I try to keep a record of recent activities for friends and family, and anybody else who cares to take a look.
Tuesday, September 21, 2010
Heritage Week
We are taking the opportunity to widen our horizons a bit and rediscover Auckland. Unfortunately the weather is rather bleak for doing so as there are many walking tours of the suburbs. Yesterday we went on one to Grafton, much of which has disappeared with the motorway. In fact I flatted there as a student in the early 1960s in a big old villa. The bathroom had a fearsome caliphont and the kitchen was built into the back verandah. I lasted a few months then went back home, before venturing overseas. Anyway we started at the Grafton Cemetery where a lot of the early settlers were buried. Over 1000 graves were removed when they built the motorway in the late 1960s Newton, not a very salubrious area, then or now.
Then over Grafton Bridge which is closed to private vehicles between 7am and 7pm and used only by buses for a quick connector ride from the city to Newmarket. If you think you sneak across in your car you will have somebody with a big candid camera photographing your number plate so you can be sent a $180 fine for doing so. It does seem a bit mean but it does make it a bit more congenial walk over without an excess of car fumes, and it speeds up bus journeys for those who use the busses a lot like me. This is the third bridge on the site - the first was a pedestrian bridge only, then Sir Arthur Myer had the other erected in 1910 at a cost of $140 000which sent the Australian contractors bankrupt as they didnt get paid until the end of the job. Last year the bridge was earthquake-proofed which we are all very pleased about after recent events in Christchurch.

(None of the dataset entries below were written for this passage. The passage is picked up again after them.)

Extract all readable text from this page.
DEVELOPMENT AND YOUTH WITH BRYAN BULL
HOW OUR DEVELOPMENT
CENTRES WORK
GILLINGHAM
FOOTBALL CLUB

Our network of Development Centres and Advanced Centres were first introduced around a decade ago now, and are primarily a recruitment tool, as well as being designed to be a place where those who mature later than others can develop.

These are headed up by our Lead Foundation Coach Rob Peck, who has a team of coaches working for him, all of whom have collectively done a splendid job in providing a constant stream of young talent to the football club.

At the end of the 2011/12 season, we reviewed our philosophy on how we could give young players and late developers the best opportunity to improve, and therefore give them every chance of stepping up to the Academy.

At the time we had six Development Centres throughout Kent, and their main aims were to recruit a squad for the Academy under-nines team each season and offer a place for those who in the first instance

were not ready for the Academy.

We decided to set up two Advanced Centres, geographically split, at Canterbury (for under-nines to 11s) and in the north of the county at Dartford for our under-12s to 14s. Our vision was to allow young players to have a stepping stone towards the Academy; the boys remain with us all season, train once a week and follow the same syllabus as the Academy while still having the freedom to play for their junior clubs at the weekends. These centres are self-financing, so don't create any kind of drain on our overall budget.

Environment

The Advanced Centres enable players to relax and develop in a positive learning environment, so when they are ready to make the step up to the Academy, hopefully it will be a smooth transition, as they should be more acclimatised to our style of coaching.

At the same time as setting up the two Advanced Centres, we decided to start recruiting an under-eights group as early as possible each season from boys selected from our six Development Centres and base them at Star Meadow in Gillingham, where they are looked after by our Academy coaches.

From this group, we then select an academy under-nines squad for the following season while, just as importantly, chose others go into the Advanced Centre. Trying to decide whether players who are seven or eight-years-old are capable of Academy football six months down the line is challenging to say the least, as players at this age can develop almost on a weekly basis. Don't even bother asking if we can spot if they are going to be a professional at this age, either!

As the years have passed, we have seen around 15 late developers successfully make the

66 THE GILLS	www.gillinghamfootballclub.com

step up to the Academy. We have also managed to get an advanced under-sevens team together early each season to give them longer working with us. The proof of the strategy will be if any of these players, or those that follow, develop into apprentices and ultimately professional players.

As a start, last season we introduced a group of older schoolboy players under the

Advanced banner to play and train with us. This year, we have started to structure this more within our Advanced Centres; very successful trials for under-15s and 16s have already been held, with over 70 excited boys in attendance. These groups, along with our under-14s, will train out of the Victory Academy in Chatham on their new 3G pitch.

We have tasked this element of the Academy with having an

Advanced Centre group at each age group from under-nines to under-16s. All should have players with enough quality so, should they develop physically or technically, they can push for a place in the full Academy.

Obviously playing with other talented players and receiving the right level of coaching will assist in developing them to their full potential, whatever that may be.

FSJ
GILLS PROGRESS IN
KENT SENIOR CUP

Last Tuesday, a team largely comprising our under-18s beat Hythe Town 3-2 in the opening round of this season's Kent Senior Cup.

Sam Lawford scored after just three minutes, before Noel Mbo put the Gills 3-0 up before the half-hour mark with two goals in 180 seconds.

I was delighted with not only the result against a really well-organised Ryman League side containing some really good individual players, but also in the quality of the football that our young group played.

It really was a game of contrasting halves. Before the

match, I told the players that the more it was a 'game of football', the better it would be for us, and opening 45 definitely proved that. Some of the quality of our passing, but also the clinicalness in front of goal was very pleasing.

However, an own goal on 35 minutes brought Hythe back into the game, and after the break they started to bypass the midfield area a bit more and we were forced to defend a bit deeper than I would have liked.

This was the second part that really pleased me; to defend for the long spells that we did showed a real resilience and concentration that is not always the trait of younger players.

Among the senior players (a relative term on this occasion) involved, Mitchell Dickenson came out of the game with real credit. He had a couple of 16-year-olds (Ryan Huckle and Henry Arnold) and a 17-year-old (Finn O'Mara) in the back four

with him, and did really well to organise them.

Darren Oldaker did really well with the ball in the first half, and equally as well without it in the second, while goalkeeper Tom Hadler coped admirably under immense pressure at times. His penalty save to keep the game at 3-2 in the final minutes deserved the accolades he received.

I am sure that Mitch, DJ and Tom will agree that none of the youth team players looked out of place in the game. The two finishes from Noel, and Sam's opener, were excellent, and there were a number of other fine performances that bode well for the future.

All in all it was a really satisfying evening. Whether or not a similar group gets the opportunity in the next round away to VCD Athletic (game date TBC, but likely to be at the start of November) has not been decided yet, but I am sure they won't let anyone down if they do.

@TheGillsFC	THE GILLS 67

Then on we went to Auckland Hospital with unremarkable architecture. No traces whatsoever of the old buildings some of which I have in memory, However it is good to have a new big hospital within a couple of kms from home should we ever need it.
On to the Domain entrance with its fancy gates - one large with a nude statue of an actual athlete from the 1930s, which caused a huge uproar when it was erected, without figleaf. I must say being so high up therfe is not much to see anyway but we were told they had train trips from Hamilton in the early days for people to some and see for themselves. The second gate post is much smaller and just has a swan on it! Once bitten twice shy.
From there to Outhwaite Park, where the Outhwaite family lived in a very grand house. He was English, she was French and was friend and benefactor of Suzanne Aubert and her work as I read in her letters and biography.
The last section of the tour took us to some of the residential streets tucked away behind busy thoroughfares, not in such a good state of repair as in Ponsonby.